Otras situaciones en la que estar rodeado de naturaleza tiene especial importancia y resultados muy positivos son los casos en los que existen problemas para mantener la concentración. Dar un paseo y relajarse por un campo o la ribera de un río provocará una mayor abstracción y mejor concentración posterior. Incluso, hay estudios que muestran la influencia positiva que tienen las “dosis de naturaleza” en niños que sufren trastornos por déficit de atención e hiperactividad (TDAH).
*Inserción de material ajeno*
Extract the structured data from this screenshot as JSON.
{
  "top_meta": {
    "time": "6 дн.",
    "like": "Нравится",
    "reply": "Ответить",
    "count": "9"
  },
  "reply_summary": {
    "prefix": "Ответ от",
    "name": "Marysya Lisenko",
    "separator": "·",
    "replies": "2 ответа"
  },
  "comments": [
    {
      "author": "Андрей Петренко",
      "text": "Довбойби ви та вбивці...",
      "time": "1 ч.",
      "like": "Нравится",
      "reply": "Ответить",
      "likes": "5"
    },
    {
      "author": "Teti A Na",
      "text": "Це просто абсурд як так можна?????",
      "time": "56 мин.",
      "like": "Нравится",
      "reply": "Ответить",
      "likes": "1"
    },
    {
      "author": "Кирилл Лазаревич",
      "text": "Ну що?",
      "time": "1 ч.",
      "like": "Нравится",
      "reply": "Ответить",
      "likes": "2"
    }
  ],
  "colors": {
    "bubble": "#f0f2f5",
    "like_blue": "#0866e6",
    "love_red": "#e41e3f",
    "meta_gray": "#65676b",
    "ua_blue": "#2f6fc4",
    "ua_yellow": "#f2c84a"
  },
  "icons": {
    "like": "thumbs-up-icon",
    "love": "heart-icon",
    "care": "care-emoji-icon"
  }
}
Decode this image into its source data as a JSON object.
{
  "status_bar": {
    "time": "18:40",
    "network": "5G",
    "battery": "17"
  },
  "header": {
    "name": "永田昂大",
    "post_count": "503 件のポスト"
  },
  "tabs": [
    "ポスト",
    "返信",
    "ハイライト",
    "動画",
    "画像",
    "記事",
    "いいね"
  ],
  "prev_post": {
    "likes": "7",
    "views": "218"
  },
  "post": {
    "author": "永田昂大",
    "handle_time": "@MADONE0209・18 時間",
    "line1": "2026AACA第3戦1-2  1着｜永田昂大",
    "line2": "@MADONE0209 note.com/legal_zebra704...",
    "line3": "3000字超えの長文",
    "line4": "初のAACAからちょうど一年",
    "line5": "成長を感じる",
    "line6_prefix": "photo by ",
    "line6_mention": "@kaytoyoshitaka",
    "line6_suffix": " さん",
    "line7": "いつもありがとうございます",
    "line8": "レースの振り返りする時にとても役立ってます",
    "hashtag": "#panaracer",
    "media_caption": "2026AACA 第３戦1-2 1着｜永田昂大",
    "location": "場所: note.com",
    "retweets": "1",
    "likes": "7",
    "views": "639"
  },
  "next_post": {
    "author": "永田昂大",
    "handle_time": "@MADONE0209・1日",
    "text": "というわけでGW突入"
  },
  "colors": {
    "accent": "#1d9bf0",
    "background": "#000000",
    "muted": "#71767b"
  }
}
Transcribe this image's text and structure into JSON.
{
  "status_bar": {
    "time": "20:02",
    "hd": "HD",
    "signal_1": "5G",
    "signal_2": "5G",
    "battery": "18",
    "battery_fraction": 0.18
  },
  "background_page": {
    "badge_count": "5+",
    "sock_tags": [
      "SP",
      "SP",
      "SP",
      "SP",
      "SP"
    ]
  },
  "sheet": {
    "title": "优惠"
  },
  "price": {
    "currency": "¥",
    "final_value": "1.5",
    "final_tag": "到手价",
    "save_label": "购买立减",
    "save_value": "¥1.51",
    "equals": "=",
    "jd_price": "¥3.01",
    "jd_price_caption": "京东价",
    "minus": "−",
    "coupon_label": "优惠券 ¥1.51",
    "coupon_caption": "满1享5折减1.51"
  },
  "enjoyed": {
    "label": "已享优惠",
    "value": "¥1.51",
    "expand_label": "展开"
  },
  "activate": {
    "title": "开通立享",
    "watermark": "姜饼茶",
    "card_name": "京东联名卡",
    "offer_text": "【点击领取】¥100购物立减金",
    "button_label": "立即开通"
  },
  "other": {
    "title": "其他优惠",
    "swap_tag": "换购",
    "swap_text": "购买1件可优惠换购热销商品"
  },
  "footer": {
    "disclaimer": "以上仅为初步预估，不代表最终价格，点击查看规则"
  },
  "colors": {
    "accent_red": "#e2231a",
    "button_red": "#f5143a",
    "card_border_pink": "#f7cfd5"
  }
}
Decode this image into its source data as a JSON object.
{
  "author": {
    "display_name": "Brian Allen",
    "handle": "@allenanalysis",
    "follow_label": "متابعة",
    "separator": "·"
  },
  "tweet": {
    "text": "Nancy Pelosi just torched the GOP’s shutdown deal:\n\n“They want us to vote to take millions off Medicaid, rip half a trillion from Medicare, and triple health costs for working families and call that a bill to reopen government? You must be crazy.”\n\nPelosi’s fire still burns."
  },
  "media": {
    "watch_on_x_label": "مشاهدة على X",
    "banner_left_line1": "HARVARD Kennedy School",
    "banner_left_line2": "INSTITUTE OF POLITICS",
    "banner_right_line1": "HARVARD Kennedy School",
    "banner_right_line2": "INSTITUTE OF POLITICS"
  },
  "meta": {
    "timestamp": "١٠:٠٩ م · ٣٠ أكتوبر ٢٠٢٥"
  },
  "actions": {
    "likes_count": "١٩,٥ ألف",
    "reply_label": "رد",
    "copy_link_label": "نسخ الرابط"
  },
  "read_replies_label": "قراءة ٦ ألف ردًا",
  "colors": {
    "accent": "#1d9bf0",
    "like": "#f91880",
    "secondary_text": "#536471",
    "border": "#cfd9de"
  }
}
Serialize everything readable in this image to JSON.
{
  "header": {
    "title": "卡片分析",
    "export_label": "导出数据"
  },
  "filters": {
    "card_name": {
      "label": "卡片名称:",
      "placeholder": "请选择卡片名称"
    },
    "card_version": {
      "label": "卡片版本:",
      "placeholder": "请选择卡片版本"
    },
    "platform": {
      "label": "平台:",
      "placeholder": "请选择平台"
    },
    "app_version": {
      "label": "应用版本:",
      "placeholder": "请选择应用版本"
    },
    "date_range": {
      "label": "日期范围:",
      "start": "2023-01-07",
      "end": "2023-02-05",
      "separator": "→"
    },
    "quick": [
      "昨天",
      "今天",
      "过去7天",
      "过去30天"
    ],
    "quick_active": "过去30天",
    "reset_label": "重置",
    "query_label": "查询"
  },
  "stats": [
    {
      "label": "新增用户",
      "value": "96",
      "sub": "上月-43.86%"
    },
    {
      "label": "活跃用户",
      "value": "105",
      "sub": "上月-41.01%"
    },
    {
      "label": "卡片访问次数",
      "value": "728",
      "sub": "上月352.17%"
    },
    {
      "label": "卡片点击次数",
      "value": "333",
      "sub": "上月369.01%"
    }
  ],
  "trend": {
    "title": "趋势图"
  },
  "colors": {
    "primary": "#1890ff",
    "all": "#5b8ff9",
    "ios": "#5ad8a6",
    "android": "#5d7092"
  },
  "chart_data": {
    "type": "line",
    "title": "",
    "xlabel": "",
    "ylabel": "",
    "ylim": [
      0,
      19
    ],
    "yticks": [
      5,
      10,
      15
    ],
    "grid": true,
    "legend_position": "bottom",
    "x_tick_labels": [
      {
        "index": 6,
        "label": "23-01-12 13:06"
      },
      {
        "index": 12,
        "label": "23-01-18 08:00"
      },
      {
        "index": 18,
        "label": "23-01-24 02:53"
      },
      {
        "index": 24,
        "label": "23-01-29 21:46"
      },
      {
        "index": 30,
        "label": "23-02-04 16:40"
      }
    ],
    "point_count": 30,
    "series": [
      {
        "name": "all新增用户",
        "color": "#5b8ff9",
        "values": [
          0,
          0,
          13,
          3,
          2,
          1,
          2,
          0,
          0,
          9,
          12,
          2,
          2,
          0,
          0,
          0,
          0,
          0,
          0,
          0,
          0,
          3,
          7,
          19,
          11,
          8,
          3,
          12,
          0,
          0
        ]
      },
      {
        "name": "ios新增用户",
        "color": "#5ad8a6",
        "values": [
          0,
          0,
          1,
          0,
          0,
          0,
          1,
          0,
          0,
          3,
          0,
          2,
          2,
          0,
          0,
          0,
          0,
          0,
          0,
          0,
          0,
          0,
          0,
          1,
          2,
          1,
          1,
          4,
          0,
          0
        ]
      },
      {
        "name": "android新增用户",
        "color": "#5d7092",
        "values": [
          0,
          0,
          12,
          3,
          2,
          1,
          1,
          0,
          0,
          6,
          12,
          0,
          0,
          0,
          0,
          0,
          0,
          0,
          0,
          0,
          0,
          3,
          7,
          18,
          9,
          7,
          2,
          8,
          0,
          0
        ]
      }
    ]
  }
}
Estos niños rendirán mejor y podrán mantener más la concentración tras haber pasado un rato en un parque.

 

Muchas son las ventajas de dar un buen poseo en un ambiente tranquilo y de naturaleza y muy pocas sus desventajas. Quizá la única sea la lejanía respecto al centro de una ciudad. Pero, a falta de pinares, bosque o campos, buenos son los parques urbanos. ¿Y tú que esperas para salir a caminar a un parque?